7. The amendment to Section 11B of the Act to the effect that the applicant has to establish that the incidence of such duty has not been passed on by him to any other person was introduced with effect from 20-9-1991. The object of such amendment was that refund claims could be denied on grounds of unjust enrichment. The burden to prove that Excise duty has not been passed on to the customers was placed on the assessee. The argument of the learned Standing Counsel of the Central Government cannot be sustained because in the instant case, even prior to 20-9-1991 the Tribunal in its Final Order dated 12-9-1990 passed the refund order and the appeal filed before the Supreme Court was also dismissed.
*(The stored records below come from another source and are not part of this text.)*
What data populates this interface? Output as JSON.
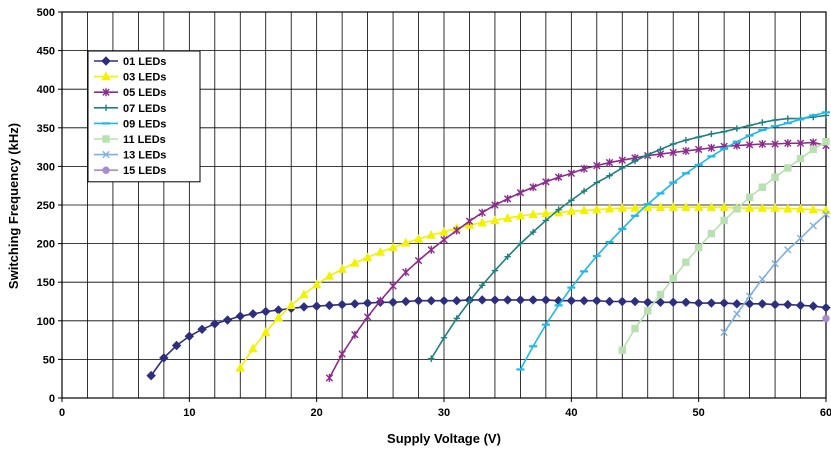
{
  "chart_data": {
    "type": "line",
    "title": "",
    "xlabel": "Supply Voltage (V)",
    "ylabel": "Switching Frequency (kHz)",
    "xlim": [
      0,
      60
    ],
    "ylim": [
      0,
      500
    ],
    "x_ticks": [
      0,
      10,
      20,
      30,
      40,
      50,
      60
    ],
    "y_ticks": [
      0,
      50,
      100,
      150,
      200,
      250,
      300,
      350,
      400,
      450,
      500
    ],
    "grid": true,
    "legend_position": "top-left",
    "series": [
      {
        "name": "01 LEDs",
        "color": "#2E2E7E",
        "marker": "diamond",
        "x": [
          7,
          8,
          9,
          10,
          11,
          12,
          13,
          14,
          15,
          16,
          17,
          18,
          19,
          20,
          21,
          22,
          23,
          24,
          25,
          26,
          27,
          28,
          29,
          30,
          31,
          32,
          33,
          34,
          35,
          36,
          37,
          38,
          39,
          40,
          41,
          42,
          43,
          44,
          45,
          46,
          47,
          48,
          49,
          50,
          51,
          52,
          53,
          54,
          55,
          56,
          57,
          58,
          59,
          60
        ],
        "y": [
          29,
          52,
          68,
          80,
          89,
          96,
          101,
          106,
          109,
          112,
          114,
          116,
          118,
          119,
          120,
          121,
          122,
          123,
          124,
          124,
          125,
          126,
          126,
          126,
          126,
          127,
          127,
          127,
          127,
          127,
          127,
          127,
          126,
          126,
          126,
          126,
          125,
          125,
          125,
          124,
          124,
          124,
          124,
          123,
          123,
          123,
          122,
          122,
          122,
          121,
          121,
          120,
          119,
          117
        ]
      },
      {
        "name": "03 LEDs",
        "color": "#F2F200",
        "marker": "triangle",
        "x": [
          14,
          15,
          16,
          17,
          18,
          19,
          20,
          21,
          22,
          23,
          24,
          25,
          26,
          27,
          28,
          29,
          30,
          31,
          32,
          33,
          34,
          35,
          36,
          37,
          38,
          39,
          40,
          41,
          42,
          43,
          44,
          45,
          46,
          47,
          48,
          49,
          50,
          51,
          52,
          53,
          54,
          55,
          56,
          57,
          58,
          59,
          60
        ],
        "y": [
          39,
          64,
          85,
          104,
          120,
          134,
          147,
          158,
          167,
          175,
          182,
          189,
          195,
          201,
          206,
          211,
          215,
          220,
          224,
          227,
          230,
          233,
          236,
          238,
          239,
          240,
          242,
          243,
          244,
          245,
          246,
          246,
          247,
          247,
          247,
          247,
          247,
          247,
          247,
          246,
          246,
          246,
          246,
          245,
          245,
          244,
          243
        ]
      },
      {
        "name": "05 LEDs",
        "color": "#8B2B8B",
        "marker": "star",
        "x": [
          21,
          22,
          23,
          24,
          25,
          26,
          27,
          28,
          29,
          30,
          31,
          32,
          33,
          34,
          35,
          36,
          37,
          38,
          39,
          40,
          41,
          42,
          43,
          44,
          45,
          46,
          47,
          48,
          49,
          50,
          51,
          52,
          53,
          54,
          55,
          56,
          57,
          58,
          59,
          60
        ],
        "y": [
          26,
          57,
          82,
          105,
          126,
          145,
          163,
          178,
          192,
          205,
          217,
          229,
          240,
          250,
          258,
          266,
          273,
          280,
          286,
          291,
          297,
          301,
          305,
          308,
          311,
          314,
          316,
          318,
          320,
          322,
          324,
          326,
          327,
          328,
          329,
          329,
          330,
          330,
          331,
          327
        ]
      },
      {
        "name": "07 LEDs",
        "color": "#1F7F7F",
        "marker": "plus",
        "x": [
          29,
          30,
          31,
          32,
          33,
          34,
          35,
          36,
          37,
          38,
          39,
          40,
          41,
          42,
          43,
          44,
          45,
          46,
          47,
          48,
          49,
          50,
          51,
          52,
          53,
          54,
          55,
          56,
          57,
          58,
          59,
          60
        ],
        "y": [
          51,
          78,
          103,
          125,
          146,
          165,
          183,
          200,
          215,
          230,
          244,
          256,
          268,
          279,
          288,
          298,
          307,
          315,
          322,
          329,
          334,
          338,
          342,
          345,
          349,
          353,
          357,
          360,
          362,
          362,
          364,
          366
        ]
      },
      {
        "name": "09 LEDs",
        "color": "#1FB8E8",
        "marker": "dash",
        "x": [
          36,
          37,
          38,
          39,
          40,
          41,
          42,
          43,
          44,
          45,
          46,
          47,
          48,
          49,
          50,
          51,
          52,
          53,
          54,
          55,
          56,
          57,
          58,
          59,
          60
        ],
        "y": [
          37,
          67,
          95,
          120,
          143,
          164,
          184,
          202,
          219,
          236,
          251,
          265,
          279,
          291,
          302,
          313,
          323,
          332,
          340,
          347,
          352,
          356,
          361,
          366,
          370
        ]
      },
      {
        "name": "11 LEDs",
        "color": "#B8E0B0",
        "marker": "square",
        "x": [
          44,
          45,
          46,
          47,
          48,
          49,
          50,
          51,
          52,
          53,
          54,
          55,
          56,
          57,
          58,
          59,
          60
        ],
        "y": [
          62,
          90,
          113,
          134,
          155,
          176,
          195,
          213,
          230,
          245,
          260,
          273,
          286,
          298,
          310,
          322,
          332
        ]
      },
      {
        "name": "13 LEDs",
        "color": "#7FB0E0",
        "marker": "x",
        "x": [
          52,
          53,
          54,
          55,
          56,
          57,
          58,
          59,
          60
        ],
        "y": [
          85,
          109,
          132,
          154,
          174,
          192,
          207,
          223,
          238
        ]
      },
      {
        "name": "15 LEDs",
        "color": "#A88CCC",
        "marker": "circle",
        "x": [
          60
        ],
        "y": [
          103
        ]
      }
    ]
  }
}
The filing of application for refund was only consequential to the orders of the Tribunal and therefore the Assistant Collector of Customs and the Collector of Customs committed error in applying the provisions of amended Section 11B of the Central Excise Act by casting the burden of proof on the assessee to prove that the incidence of such duty had not been passed on to any other person. In the facts and circumstances of the case, the Notification No. 30 of 1991, dated 19-9-1991 to Section 11B has no application to the facts of this case, as the said notification is only prospective but not retrospective in nature. In view of the said facts, the CEGAT has not erred in not following the amended provisions of Section 11B of the Act and further the claimant was not required to prove that the incidence of duty has not been passed on to any other person. Considering the facts and circumstances of this case, we are of the opinion that the amended Notification No. 30 of 1991 to Section 11B was only prospective and will not apply to the facts and circumstances of the case and hence the CEGAT has not erred in not following the amended provisions and hence the order of the Tribunal is valid in law. For the above said reasons, the referred questions are answered in favour of the assessee and against the Revenue.
8. In the result, the reference is answered in favour of the assessee and against the Revenue.